Macrophages were obtained from the D0 and D2 cells (they stick to the plastic culture flasks, other blood cells don't) and they were then challenged with 1 of 3 rhinoviruses (RV); either RV-A16, RV-B14 or RV-A2. I say challenged because rhinovirus doesn't replicate within macrophages (also written in shorthand as MΦ) but they do interact with them.

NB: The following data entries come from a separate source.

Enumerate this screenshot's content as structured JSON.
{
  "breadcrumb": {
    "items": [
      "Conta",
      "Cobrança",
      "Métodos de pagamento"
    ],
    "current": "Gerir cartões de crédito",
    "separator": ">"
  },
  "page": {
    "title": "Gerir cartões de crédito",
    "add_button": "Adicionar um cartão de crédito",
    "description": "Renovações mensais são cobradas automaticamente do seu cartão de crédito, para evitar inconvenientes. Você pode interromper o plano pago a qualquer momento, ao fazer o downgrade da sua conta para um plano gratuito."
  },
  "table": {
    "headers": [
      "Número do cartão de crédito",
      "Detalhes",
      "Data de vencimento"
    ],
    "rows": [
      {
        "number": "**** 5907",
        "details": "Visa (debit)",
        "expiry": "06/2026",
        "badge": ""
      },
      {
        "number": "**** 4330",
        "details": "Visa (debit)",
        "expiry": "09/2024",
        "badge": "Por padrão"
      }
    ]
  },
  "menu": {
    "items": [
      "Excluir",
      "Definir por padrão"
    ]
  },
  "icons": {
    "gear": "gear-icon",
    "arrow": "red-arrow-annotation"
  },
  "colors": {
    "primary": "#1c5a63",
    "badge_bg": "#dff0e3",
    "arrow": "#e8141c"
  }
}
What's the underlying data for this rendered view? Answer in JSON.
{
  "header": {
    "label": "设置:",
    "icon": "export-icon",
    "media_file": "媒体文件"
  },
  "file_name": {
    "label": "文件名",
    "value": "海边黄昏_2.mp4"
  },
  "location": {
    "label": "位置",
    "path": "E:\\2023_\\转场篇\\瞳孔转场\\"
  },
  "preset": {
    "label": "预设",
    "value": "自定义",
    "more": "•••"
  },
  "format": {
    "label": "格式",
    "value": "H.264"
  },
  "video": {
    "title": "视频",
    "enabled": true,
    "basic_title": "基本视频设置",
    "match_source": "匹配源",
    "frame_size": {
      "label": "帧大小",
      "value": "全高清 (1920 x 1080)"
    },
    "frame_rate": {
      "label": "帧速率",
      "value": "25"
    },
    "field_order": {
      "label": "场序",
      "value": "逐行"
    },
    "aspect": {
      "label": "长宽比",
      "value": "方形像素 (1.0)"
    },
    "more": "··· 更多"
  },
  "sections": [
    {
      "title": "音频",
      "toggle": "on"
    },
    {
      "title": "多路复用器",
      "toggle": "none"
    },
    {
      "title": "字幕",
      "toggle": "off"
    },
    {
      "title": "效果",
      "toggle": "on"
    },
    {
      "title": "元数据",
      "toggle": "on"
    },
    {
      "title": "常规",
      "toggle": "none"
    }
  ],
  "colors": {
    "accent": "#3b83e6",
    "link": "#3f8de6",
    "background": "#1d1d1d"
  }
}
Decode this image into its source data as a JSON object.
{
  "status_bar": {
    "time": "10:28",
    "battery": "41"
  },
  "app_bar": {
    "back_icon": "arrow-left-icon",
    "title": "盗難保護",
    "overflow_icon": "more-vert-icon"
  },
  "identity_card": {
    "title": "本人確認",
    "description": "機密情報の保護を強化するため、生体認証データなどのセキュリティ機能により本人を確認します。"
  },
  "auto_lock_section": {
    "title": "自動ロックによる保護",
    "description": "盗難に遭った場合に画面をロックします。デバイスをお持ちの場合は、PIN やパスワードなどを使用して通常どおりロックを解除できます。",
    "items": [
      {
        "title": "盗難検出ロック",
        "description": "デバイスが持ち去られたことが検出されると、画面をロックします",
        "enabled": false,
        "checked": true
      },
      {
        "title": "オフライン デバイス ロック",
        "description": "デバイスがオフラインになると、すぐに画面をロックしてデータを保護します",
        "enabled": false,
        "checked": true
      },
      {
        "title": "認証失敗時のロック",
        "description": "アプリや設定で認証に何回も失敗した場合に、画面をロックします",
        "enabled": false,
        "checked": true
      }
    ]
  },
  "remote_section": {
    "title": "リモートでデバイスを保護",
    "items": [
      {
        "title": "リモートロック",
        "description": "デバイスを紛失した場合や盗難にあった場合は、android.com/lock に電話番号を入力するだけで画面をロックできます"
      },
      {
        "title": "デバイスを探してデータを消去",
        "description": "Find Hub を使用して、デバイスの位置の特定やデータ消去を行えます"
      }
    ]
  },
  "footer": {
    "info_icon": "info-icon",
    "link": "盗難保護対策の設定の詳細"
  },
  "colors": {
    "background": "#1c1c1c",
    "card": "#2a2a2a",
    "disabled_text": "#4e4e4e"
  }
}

The team then looked at a bunch of initialisms which represent some potent chemicals called chemokines:


  • CXCL10 (IP-10)
    • C-X-C motif chemokine 10; formerly interferon gamma-induced protein 10
    • secreted by macrophages that have been activated by RV interaction
    • also secreted by endothelial cells and fibroblasts
    • secreted from cells in response to interferon gamma (IFN-γ)
    • signal the recruitment of immune cells  (monocytes/macrophages, T cells, natural killer [NK] cells and dendritic cells) that take charge of getting rid of virus
  • CXCL11
    • C-X-C motif chemokine 11; formerly known as Interferon-inducible T-cell alpha chemoattractant (I-TAC) and Interferon-gamma-inducible protein 9 (IP-9)
    • also secreted by macrophages that have been activated by RV interaction
    • secreted in the pancreas and liver
    • secreted from cells in response to IFN-γ and IFN-β
    • interacts with cell surface receptor, CXCR3
    • recruits activated T-cells
  • CCL2 
    • Chemokine ligand 2; formerly known as monocyte chemotactic protein-1 (MCP-1) or small inducible cytokine A2
    • can also be secreted by macrophages after RV exposure
    • also secreted by monocytes and dendritic cells and expressed by neurons, astrocytes and microglia
    • recruits monocytes and basophils
    • binds to the cell surface receptors CCR2 and CCR4
  • CCL8
    • Chemokine ligand 2; formerly known as monocyte chemoattractant protein-2 (MCP-2) 
    • can be secreted by macrophages after RV exposure
    • recruits mast cells, eosinophils, basophils, monocytes, T-cells and NK cells
    • binds to cell surface receptors CCR1, CCR2B and CCR5
Some key findings...
  • D2 samples that were not challenged with virus made less CXCL10, more CCL2 and nothing much changed in levels of CXCL11 or CCL8.
  • D0 samples incubated with RV saw a statistically significant rise in the amount of all 4 chemokines
  • D2 samples incubated with RV saw a rise in CCL2 but a drop in CXCL10 and CXCL11 but no effect on CCL8 
So the first batch of findings indicate that RV infection does not induce the same chemokine response from lower airway macrophages of people with allergy that have just been exposed to an allergen (think pollen or dust mite).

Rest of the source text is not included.